Les mains de Draco se mirent à trembler plus fort que le reste de son corps. Il se mordit les lèvres, s'empêchant de répondre. Qu'entendait Charlie par la trempe de sa vie ? Est-ce que ce serait pire que ce qu'il avait connu avec Fenrir ? Draco en doutait fortement, bien qu'il ne veuille pas prendre le risque de le découvrir.
Il ne broncha pas alors que le mâle le prenait par le bras et le retournait prestement.
« Puisque tu te conduis comme un enfant, tu auras une punition d'enfant ! » claqua la voix de Charlie avant que sa main ne s'abatte tout aussi durement sur les fesses du garçon.
Draco serra les dents le temps de sa punition, à savoir deux claques fermes sur son derrière.
« File t'habiller, » ordonna Charlie.
« Oui, Bêta, » répondit docilement l'adolescent en cherchant fébrilement dans le sac à terre.
Il finissait tout juste d'enfiler sa chemise que les autres mâles arrivèrent. Charlie et Ayase leur enlevèrent leur charge, les laissant ensuite se transformer en humain.

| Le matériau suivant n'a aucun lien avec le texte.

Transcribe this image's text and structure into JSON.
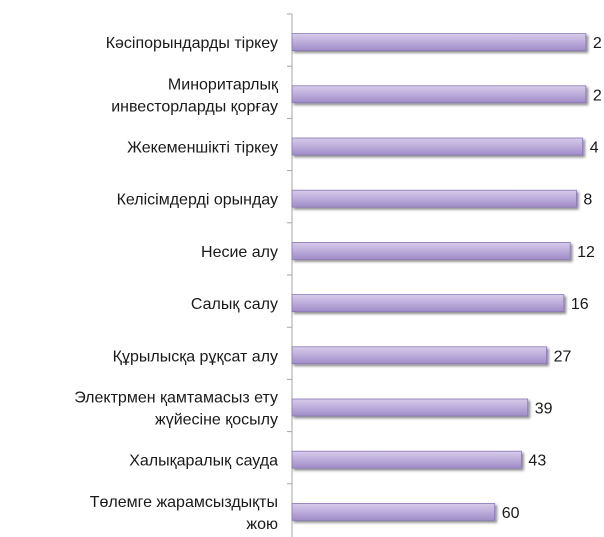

« Bon, nous installons la tente ici si nous avons bien entendu ? » demanda d'un ton moqueur Geoffrey. « Draco, inutile de te demander de nous aider, tu préféreras sans doute te plonger les fesses dans l'eau histoire de les rafraîchir ? »
Draco garda la tête basse, honteux de comprendre que les hommes avaient, naturellement, tout entendu.
« En fait, c'est exactement ce qu'il va faire, » riposta Ayase en se saisissant de la main blanche de Draco. « Nous allons prendre notre bain, un peu plus loin dans la rivière. »
« Attends, » fit Charlie en fronçant les sourcils. « Draco n'ira nulle part avant de présenter ses excuses. »
Le jeune homme déglutit. Il garda la tête basse tout en marmonnant.
« Je suis vraiment désolé. »
« Désolé de quoi ? Ce ne sont pas de minables petites excuses que j'attends, jeune homme, mais des excuses sincères vis à vis de ton comportement. Et quand on demande pardon, on regarde les gens en face, » scanda durement Charlie.
Draco leva péniblement la tête, les joues pâles, les yeux craintifs.
« Je suis désolé de t'avoir mordu, Ayase, de t'avoir blessé. Et je suis désolé qu'à cause de moi, on soit obligé de rester ici. Je vous demande pardon, parce qu'à cause de moi, vous ne verrez pas vos familles aussi vite que prévu. »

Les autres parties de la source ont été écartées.